In the third quarter last year, average loan growth at seven of Malaysia’s top 10 banks, including Malayan Banking Bhd and Public Bank Bhd, was at 1.2 per cent, its weakest since at least the March quarter of 2014, according to Thomson Reuters data.
The likes of Maybank IB Research Bhd, for example, expect further moderation in loan growth this year with a lower forecast of 4.7 per cent.
RAM Ratings said the growth was likely to remain flat at between five and six per cent.
Overall, Moody’s expects to see a stable gross domestic product growth of between 4.3 and 4.5 per cent this year, in line with the government’s projection.

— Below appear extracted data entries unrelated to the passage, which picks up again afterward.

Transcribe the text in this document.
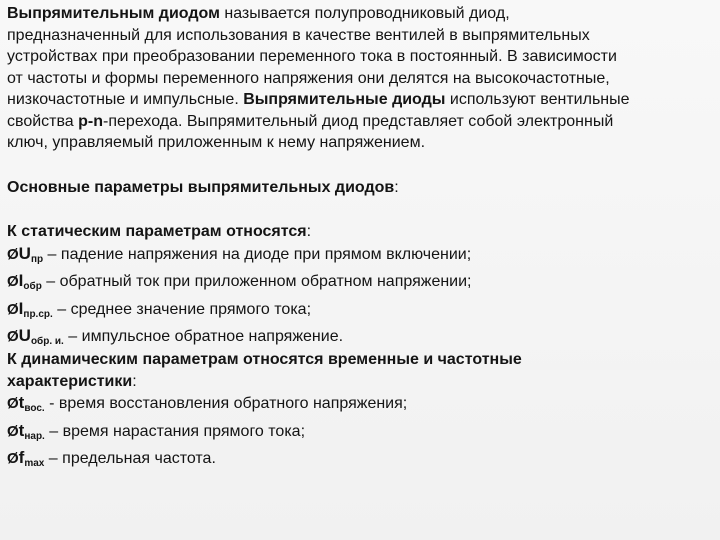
Выпрямительным диодом называется полупроводниковый диод,
предназначенный для использования в качестве вентилей в выпрямительных
устройствах при преобразовании переменного тока в постоянный. В зависимости
от частоты и формы переменного напряжения они делятся на высокочастотные,
низкочастотные и импульсные. Выпрямительные диоды используют вентильные
свойства p-n-перехода. Выпрямительный диод представляет собой электронный
ключ, управляемый приложенным к нему напряжением.
Основные параметры выпрямительных диодов:
К статическим параметрам относятся:
$ØU_{пр}$ – падение напряжения на диоде при прямом включении;
$ØI_{обр}$ – обратный ток при приложенном обратном напряжении;
$ØI_{пр.ср.}$ – среднее значение прямого тока;
$ØU_{обр. и.}$ – импульсное обратное напряжение.
К динамическим параметрам относятся временные и частотные
характеристики:
$Øt_{вос.}$ - время восстановления обратного напряжения;
$Øt_{нар.}$ – время нарастания прямого тока;
$Øf_{max}$ – предельная частота.
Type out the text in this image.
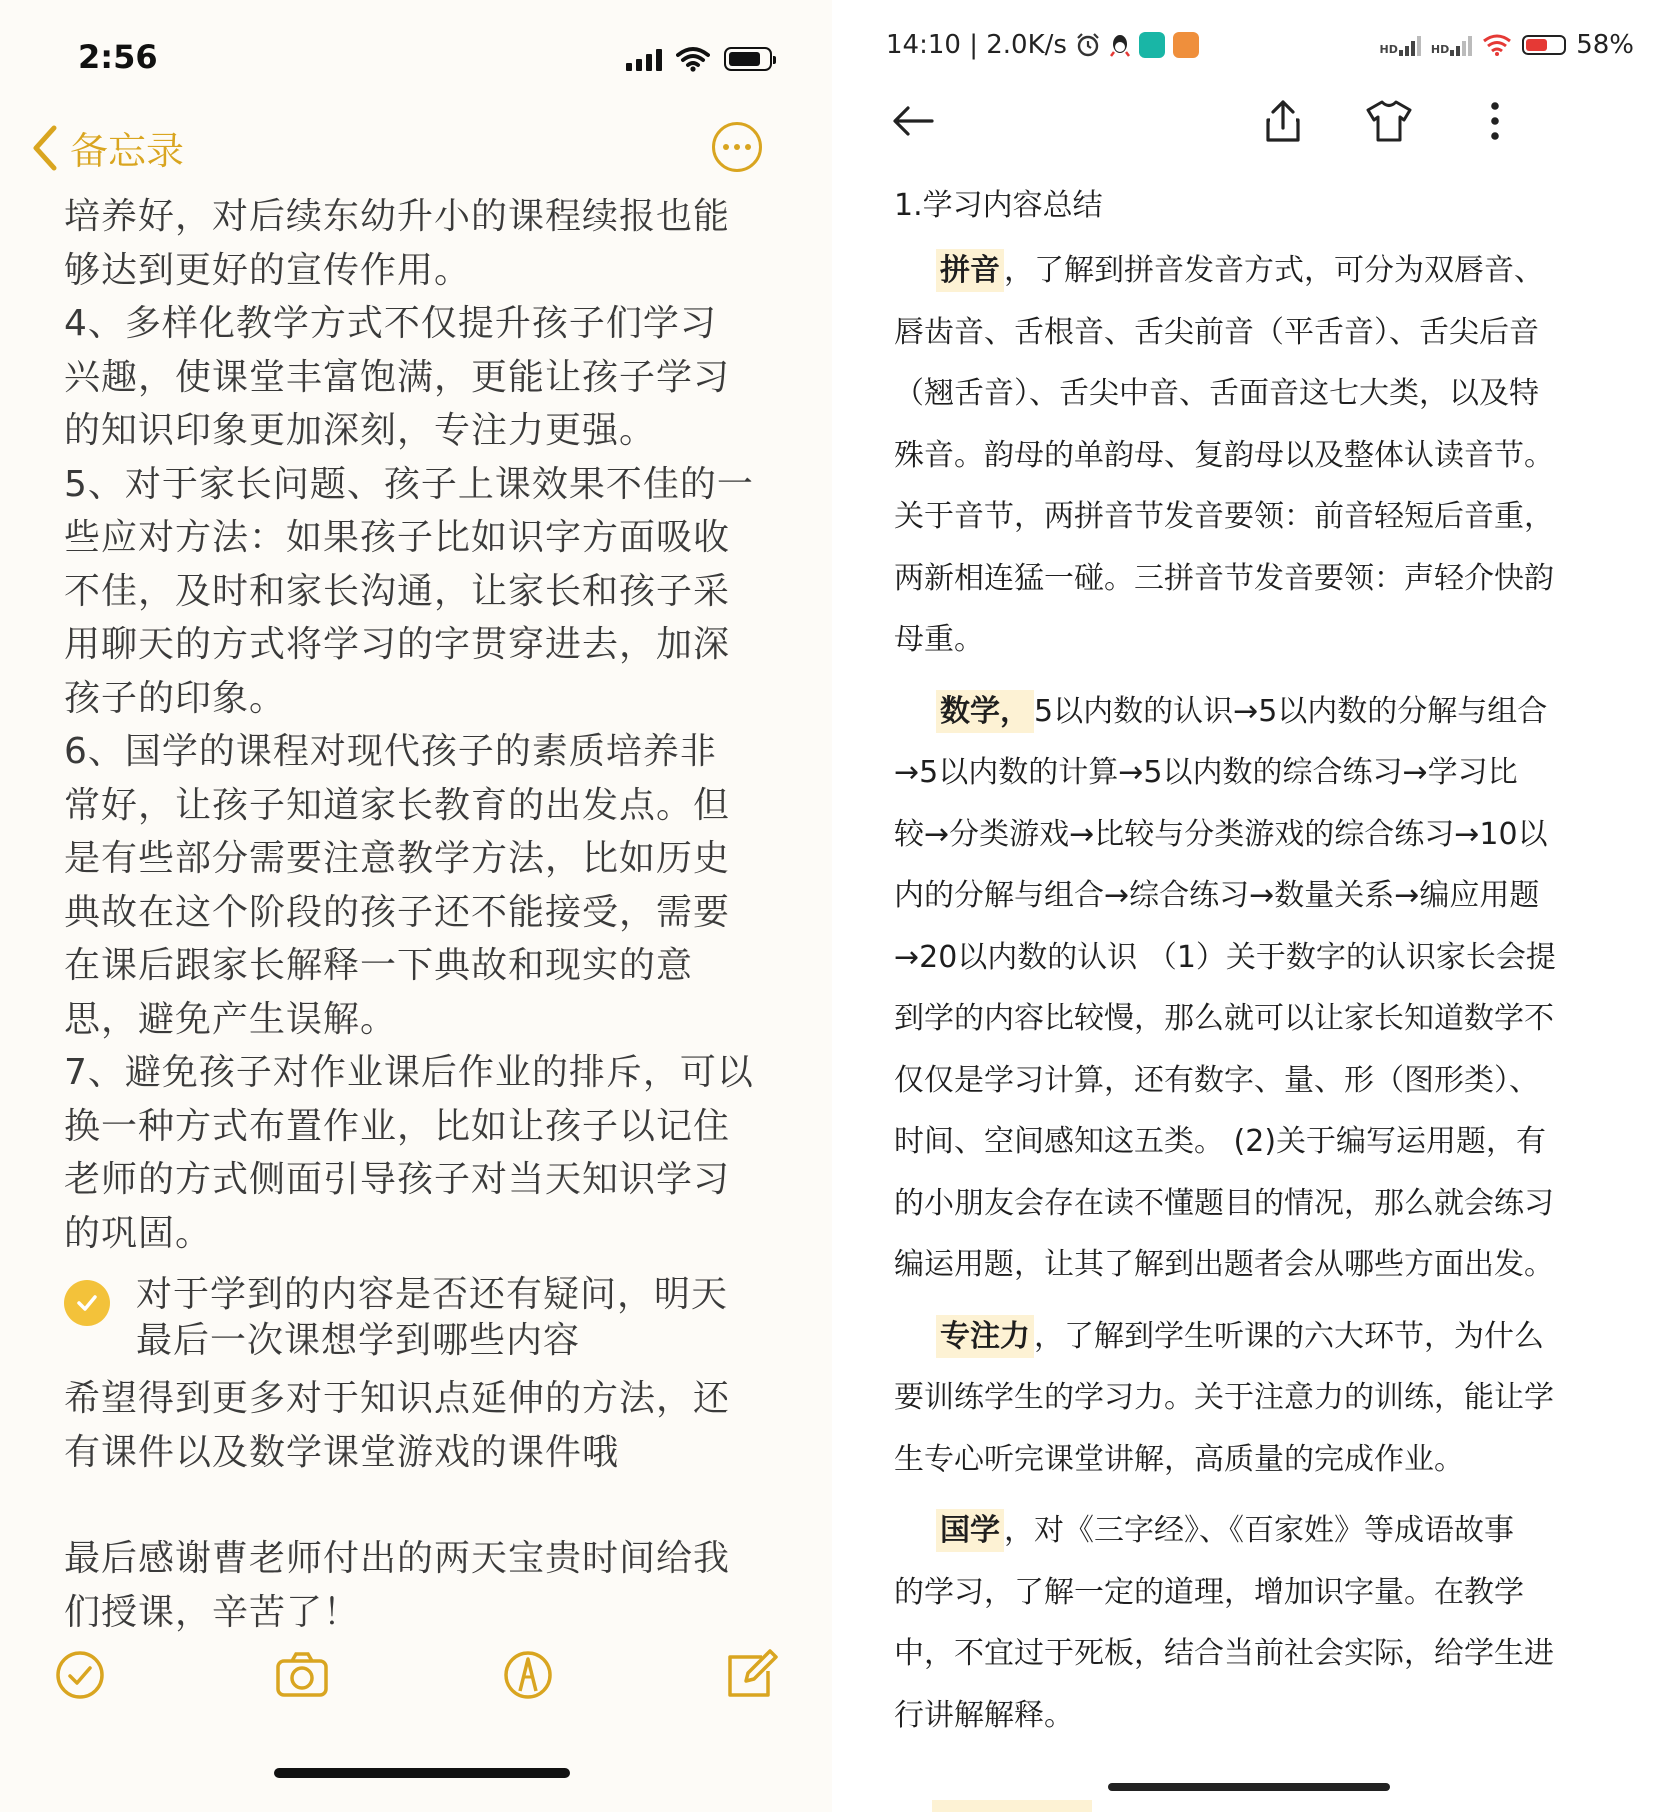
2:56
备忘录

培养好，对后续东幼升小的课程续报也能

够达到更好的宣传作用。

4、多样化教学方式不仅提升孩子们学习

兴趣，使课堂丰富饱满，更能让孩子学习

的知识印象更加深刻，专注力更强。

5、对于家长问题、孩子上课效果不佳的一

些应对方法：如果孩子比如识字方面吸收

不佳，及时和家长沟通，让家长和孩子采

用聊天的方式将学习的字贯穿进去，加深

孩子的印象。

6、国学的课程对现代孩子的素质培养非

常好，让孩子知道家长教育的出发点。但

是有些部分需要注意教学方法，比如历史

典故在这个阶段的孩子还不能接受，需要

在课后跟家长解释一下典故和现实的意

思，避免产生误解。

7、避免孩子对作业课后作业的排斥，可以

换一种方式布置作业，比如让孩子以记住

老师的方式侧面引导孩子对当天知识学习

的巩固。

对于学到的内容是否还有疑问，明天
最后一次课想学到哪些内容

希望得到更多对于知识点延伸的方法，还

有课件以及数学课堂游戏的课件哦

最后感谢曹老师付出的两天宝贵时间给我

们授课，辛苦了！

14:10 | 2.0K/s	HD	HD	58%

1.学习内容总结

拼音 ，了解到拼音发音方式，可分为双唇音、
唇齿音、舌根音、舌尖前音（平舌音）、舌尖后音
（翘舌音）、舌尖中音、舌面音这七大类，以及特
殊音。韵母的单韵母、复韵母以及整体认读音节。
关于音节，两拼音节发音要领：前音轻短后音重，
两新相连猛一碰。三拼音节发音要领：声轻介快韵
母重。
数学， 5以内数的认识→5以内数的分解与组合
→5以内数的计算→5以内数的综合练习→学习比
较→分类游戏→比较与分类游戏的综合练习→10以
内的分解与组合→综合练习→数量关系→编应用题
→20以内数的认识 （1）关于数字的认识家长会提
到学的内容比较慢，那么就可以让家长知道数学不
仅仅是学习计算，还有数字、量、形（图形类）、
时间、空间感知这五类。 (2)关于编写运用题，有
的小朋友会存在读不懂题目的情况，那么就会练习
编运用题，让其了解到出题者会从哪些方面出发。
专注力 ，了解到学生听课的六大环节，为什么
要训练学生的学习力。关于注意力的训练，能让学
生专心听完课堂讲解，高质量的完成作业。
国学 ，对《三字经》、《百家姓》等成语故事
的学习，了解一定的道理，增加识字量。在教学
中，不宜过于死板，结合当前社会实际，给学生进
行讲解解释。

“Our projections are more optimistic this year as we do think that the business conditions here are fairly robust,” said Chen at the media roundtable on the outlook of Malaysian and Gulf Cooperation Countries’ Islamic banks, here, yesterday.
“We saw significant pressure on the (local) currency last year and there was a lot of uncertainties, especially for global investments. However, we see conditions improving and expect to see greater confidence and loans growth this year.”
Chen said the growth for the Islamic banking sector was more or less driven by the same factors affecting its conventional peers, namely better employment which would translate into higher housing loan contributions.
“There were reports on job losses last year, but the losses were from various sectors and a portion of the job losses were from foreign workers and not Malaysian workers,” said Chen.
“Therefore, the job losses did not translate into poorer debt servicing in the Malaysian workforce,” he said.
Chen said there won’t be much consolidation within the local Islamic banking segment because the conditions are robust enough for each bank to grow.
“We are not at a stage where we have to force consolidation in the Islamic banking segment as there are sufficient opportunities for the banks to grow. Islamic banks continue to be viable and the growth prospects are healthy.
“We do not yet see irrational price behaviours across players so we are not yet at the stage where we need to force consolidation,” he added.
Chen said the growth of syariah-compliant investment accounts, which make up 13 per cent of the country’s Islamic banking accounts of RM74.2 billion, are expected to remain strong for the next three to five years.
“Malaysian banks have strong incentives to promote the growth of such investment accounts because they provide capital benefits and an additional source of funding to grow assets,” he said.